Other roads that fork off of this corridor are: St. Paul's Avenue, Van Duzer Street, Targee Street, Rockland Avenue, Bloomingdale Road, and Richmond Valley Road. Amboy Road also runs within blocks of the Staten Island Railway for the majority of its length.

==Transportation==
Amboy Road is covered by the following bus routes:
- The SIM15 express bus and S57 local bus serve Amboy north of Guyon and Clarke Avenues, respectively.

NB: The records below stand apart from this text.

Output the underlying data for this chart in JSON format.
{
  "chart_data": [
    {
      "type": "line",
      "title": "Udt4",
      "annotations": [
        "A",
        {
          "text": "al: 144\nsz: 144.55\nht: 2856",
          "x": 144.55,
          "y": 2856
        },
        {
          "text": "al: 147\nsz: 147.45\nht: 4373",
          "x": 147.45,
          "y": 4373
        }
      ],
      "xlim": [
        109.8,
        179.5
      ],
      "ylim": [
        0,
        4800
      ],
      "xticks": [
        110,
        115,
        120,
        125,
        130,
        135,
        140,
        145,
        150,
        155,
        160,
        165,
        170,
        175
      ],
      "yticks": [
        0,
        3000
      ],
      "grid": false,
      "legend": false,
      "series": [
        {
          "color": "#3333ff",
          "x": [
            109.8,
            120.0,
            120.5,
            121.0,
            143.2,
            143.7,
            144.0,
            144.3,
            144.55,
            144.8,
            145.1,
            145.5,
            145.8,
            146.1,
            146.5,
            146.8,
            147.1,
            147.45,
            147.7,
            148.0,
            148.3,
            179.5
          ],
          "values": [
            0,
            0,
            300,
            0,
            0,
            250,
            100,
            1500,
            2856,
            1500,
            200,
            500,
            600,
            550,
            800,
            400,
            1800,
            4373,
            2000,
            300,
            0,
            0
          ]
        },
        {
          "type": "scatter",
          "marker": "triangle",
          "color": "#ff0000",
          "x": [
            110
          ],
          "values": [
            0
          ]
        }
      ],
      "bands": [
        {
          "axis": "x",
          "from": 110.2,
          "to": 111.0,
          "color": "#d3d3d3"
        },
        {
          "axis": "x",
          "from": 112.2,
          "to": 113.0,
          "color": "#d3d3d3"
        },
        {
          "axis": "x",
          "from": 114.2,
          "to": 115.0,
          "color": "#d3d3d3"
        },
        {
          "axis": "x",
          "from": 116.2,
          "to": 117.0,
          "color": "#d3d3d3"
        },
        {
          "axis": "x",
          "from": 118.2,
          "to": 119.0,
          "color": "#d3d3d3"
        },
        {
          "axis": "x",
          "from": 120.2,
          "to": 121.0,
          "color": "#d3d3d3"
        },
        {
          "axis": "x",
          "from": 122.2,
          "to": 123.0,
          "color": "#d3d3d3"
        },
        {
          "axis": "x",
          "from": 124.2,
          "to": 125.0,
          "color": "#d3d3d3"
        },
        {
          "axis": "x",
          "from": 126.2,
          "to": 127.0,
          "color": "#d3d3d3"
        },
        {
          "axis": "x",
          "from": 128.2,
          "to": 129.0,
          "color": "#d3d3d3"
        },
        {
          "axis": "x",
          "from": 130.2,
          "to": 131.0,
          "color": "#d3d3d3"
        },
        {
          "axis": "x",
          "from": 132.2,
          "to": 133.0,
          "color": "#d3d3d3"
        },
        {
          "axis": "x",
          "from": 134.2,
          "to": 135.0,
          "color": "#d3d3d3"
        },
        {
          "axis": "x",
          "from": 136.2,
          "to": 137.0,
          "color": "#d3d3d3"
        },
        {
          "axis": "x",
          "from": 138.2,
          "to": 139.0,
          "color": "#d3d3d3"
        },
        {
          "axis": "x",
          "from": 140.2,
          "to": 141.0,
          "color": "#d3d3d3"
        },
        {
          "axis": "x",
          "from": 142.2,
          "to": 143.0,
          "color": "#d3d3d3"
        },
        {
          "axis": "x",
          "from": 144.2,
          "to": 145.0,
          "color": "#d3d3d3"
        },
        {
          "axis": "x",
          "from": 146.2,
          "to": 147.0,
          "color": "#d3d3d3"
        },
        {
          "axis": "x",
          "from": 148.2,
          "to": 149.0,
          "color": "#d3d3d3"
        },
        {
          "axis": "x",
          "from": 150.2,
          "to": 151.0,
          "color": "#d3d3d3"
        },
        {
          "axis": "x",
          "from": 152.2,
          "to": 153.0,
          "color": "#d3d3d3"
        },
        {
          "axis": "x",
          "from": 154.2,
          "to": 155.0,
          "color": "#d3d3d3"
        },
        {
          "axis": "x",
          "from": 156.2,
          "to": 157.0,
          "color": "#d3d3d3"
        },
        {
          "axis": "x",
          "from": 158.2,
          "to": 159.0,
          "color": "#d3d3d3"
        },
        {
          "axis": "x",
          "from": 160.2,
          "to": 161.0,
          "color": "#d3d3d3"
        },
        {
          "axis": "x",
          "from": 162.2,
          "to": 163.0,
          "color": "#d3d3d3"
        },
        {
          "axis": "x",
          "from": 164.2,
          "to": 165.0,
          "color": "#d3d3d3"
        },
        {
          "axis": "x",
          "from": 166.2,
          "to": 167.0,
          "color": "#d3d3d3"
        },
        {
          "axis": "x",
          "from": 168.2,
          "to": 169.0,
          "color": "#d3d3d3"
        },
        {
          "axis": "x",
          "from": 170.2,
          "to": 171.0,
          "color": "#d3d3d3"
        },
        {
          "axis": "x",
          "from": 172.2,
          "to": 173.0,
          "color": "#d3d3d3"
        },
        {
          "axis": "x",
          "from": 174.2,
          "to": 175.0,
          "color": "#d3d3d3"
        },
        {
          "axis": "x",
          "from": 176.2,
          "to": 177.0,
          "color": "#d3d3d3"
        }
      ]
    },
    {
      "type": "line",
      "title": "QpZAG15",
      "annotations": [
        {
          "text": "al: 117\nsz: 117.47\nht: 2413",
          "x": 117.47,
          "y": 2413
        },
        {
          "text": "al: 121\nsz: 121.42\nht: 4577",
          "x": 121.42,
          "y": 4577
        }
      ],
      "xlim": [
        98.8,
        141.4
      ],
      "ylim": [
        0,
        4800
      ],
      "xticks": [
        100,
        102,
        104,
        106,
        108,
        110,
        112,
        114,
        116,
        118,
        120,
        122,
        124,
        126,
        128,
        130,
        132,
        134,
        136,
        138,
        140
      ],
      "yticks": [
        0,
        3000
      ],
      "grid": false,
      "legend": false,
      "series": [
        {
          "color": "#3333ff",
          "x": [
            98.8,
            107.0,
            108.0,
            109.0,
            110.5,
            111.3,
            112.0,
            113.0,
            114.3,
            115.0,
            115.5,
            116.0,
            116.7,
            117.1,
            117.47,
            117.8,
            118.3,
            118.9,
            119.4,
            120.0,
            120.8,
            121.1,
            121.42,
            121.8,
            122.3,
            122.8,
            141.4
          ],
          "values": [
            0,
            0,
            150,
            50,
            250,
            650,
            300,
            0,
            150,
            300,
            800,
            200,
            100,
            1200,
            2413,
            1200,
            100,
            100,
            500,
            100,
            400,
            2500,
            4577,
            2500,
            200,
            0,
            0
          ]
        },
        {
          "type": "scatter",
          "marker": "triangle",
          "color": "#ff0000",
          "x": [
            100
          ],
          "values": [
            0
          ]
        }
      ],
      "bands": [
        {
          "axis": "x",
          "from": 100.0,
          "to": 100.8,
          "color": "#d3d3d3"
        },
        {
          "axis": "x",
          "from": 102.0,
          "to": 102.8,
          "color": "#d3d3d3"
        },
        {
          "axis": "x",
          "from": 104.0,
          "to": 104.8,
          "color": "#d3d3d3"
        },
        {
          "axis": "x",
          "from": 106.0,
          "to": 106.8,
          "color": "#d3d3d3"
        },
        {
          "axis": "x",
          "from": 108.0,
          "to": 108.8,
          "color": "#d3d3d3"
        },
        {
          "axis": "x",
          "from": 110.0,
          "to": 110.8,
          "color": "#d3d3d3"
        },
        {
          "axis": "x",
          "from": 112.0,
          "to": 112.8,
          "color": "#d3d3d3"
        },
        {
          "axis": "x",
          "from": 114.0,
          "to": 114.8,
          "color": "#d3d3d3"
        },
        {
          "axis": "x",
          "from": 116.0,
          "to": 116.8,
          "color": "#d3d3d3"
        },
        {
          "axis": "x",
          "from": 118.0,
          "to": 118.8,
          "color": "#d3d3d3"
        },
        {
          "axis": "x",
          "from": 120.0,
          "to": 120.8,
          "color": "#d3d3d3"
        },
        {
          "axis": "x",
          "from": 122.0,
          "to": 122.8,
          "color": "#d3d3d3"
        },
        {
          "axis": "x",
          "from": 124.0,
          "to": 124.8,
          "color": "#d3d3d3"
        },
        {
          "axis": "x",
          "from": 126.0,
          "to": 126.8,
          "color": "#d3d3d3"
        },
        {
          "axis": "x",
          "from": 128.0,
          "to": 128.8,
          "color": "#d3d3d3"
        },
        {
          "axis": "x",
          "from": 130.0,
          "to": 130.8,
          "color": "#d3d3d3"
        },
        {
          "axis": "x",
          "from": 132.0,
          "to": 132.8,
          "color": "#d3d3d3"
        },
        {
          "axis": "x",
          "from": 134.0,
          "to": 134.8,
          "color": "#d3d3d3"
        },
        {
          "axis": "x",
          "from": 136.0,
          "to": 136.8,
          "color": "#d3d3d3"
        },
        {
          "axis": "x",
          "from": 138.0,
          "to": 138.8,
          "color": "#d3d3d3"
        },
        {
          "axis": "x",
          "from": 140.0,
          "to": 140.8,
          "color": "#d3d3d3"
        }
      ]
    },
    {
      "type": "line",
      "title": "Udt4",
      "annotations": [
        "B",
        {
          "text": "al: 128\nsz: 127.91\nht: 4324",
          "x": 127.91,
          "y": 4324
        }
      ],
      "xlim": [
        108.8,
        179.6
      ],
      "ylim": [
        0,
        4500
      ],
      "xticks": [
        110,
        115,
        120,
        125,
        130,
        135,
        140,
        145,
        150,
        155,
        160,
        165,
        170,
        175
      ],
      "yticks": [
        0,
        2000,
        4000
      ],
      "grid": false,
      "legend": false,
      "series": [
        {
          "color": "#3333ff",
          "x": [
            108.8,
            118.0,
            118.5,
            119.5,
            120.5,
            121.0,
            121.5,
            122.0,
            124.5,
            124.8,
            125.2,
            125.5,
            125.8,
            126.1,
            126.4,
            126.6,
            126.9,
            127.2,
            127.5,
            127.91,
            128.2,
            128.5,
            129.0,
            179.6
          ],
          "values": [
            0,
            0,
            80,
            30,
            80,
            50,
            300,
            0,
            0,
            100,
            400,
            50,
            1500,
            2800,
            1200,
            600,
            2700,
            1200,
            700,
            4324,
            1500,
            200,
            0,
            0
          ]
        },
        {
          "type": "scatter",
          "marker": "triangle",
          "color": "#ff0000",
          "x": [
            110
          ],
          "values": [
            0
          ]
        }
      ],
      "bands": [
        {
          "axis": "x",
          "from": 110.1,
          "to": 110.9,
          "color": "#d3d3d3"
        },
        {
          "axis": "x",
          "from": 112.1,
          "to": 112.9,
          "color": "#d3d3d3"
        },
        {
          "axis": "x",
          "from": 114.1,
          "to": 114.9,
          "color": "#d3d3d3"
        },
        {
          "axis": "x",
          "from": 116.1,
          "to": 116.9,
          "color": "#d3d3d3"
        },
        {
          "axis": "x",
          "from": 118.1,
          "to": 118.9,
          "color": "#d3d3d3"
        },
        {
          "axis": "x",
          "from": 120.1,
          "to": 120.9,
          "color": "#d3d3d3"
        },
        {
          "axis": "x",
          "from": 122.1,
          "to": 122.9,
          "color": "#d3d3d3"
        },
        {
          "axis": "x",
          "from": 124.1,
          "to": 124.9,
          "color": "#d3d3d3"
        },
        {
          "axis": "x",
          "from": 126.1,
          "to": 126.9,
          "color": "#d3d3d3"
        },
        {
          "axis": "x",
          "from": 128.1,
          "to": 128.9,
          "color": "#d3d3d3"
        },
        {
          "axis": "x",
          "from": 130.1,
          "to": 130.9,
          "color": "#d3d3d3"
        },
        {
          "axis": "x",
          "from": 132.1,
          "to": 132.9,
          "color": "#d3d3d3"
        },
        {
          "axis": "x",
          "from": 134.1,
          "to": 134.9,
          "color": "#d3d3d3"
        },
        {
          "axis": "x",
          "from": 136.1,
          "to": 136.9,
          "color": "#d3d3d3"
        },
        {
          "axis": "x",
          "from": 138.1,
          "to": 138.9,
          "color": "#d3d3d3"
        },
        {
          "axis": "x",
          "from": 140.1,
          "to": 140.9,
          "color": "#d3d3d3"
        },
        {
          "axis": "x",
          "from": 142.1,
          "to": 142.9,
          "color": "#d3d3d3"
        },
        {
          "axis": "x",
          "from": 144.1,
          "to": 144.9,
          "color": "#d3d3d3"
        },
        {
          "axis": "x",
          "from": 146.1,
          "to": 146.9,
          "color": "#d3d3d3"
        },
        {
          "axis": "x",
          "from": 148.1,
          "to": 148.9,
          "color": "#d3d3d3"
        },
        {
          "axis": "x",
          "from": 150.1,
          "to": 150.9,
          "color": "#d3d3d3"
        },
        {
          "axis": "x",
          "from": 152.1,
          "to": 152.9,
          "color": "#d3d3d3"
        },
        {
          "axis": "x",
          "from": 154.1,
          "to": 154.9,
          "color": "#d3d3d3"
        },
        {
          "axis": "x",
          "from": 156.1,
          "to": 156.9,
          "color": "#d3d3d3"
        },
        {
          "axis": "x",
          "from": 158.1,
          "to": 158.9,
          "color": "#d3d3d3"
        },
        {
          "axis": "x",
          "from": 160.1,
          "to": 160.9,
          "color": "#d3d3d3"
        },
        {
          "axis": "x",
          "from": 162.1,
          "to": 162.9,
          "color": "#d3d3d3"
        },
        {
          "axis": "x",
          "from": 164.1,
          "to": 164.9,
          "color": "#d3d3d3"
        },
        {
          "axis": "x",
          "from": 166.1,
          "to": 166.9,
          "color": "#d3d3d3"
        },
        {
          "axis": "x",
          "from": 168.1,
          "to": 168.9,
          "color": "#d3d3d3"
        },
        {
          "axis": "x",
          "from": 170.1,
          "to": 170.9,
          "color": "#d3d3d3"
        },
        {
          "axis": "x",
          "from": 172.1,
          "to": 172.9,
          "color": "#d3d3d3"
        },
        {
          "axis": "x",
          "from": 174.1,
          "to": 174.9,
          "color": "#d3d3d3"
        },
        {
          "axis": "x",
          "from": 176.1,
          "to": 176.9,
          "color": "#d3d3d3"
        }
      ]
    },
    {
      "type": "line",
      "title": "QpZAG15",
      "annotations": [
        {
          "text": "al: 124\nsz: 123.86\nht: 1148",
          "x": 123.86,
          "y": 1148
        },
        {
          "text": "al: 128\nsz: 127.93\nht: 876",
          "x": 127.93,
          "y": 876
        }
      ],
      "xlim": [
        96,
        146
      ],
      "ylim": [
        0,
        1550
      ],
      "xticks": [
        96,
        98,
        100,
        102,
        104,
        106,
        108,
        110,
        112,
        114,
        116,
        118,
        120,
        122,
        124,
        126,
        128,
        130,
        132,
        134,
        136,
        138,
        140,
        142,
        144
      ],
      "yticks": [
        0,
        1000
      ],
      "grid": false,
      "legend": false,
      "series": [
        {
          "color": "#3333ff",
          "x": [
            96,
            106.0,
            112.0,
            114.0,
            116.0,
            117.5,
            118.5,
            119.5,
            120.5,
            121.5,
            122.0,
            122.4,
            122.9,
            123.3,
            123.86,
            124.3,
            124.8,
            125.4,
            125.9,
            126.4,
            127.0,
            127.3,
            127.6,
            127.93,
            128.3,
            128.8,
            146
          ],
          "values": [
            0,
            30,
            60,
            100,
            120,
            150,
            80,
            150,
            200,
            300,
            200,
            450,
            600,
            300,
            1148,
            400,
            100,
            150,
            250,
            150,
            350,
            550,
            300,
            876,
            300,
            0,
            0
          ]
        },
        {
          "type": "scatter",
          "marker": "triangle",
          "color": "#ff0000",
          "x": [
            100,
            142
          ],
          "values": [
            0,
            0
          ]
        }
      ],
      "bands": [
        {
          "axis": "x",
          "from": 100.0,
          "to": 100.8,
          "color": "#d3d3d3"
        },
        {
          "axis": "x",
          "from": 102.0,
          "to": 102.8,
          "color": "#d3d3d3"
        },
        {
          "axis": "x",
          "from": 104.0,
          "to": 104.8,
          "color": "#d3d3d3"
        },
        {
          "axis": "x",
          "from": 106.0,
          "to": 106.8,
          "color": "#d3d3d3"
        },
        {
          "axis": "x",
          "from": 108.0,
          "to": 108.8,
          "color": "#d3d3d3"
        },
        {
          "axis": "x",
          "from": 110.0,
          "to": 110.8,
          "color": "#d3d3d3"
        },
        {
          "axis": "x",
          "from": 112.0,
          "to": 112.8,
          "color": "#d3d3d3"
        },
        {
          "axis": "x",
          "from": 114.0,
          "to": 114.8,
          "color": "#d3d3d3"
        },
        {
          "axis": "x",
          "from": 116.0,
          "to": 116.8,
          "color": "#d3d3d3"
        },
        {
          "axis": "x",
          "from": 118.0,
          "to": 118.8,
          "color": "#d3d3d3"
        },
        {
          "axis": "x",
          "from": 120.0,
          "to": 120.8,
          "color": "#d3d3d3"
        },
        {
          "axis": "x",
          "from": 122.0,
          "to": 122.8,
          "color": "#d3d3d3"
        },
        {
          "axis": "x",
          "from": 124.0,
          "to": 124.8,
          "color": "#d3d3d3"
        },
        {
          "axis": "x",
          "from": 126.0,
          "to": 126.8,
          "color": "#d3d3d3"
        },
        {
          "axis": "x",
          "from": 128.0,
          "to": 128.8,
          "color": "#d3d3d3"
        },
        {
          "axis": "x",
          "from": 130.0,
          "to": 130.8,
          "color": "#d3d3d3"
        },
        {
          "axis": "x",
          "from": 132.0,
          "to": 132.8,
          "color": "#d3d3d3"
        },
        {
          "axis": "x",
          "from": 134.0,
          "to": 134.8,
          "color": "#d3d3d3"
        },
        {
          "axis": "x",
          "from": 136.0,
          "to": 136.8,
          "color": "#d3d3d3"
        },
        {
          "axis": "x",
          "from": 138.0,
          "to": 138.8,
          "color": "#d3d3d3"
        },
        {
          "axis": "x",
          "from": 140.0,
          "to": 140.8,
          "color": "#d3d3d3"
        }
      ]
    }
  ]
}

- The SIM26 express bus and Bricktown Mall-bound S78 local bus serve Amboy south of Bloomingdale Road and Johnson Avenue, respectively.
- Additional weekday service is provided by the following:
  - The runs between Annadale and Bloomingdale Roads, but is absent between Luten and Seguine Avenues to provide additional service on Hylan Boulevard.
  - The Tottenville-bound runs from Craig Avenue to Main Street.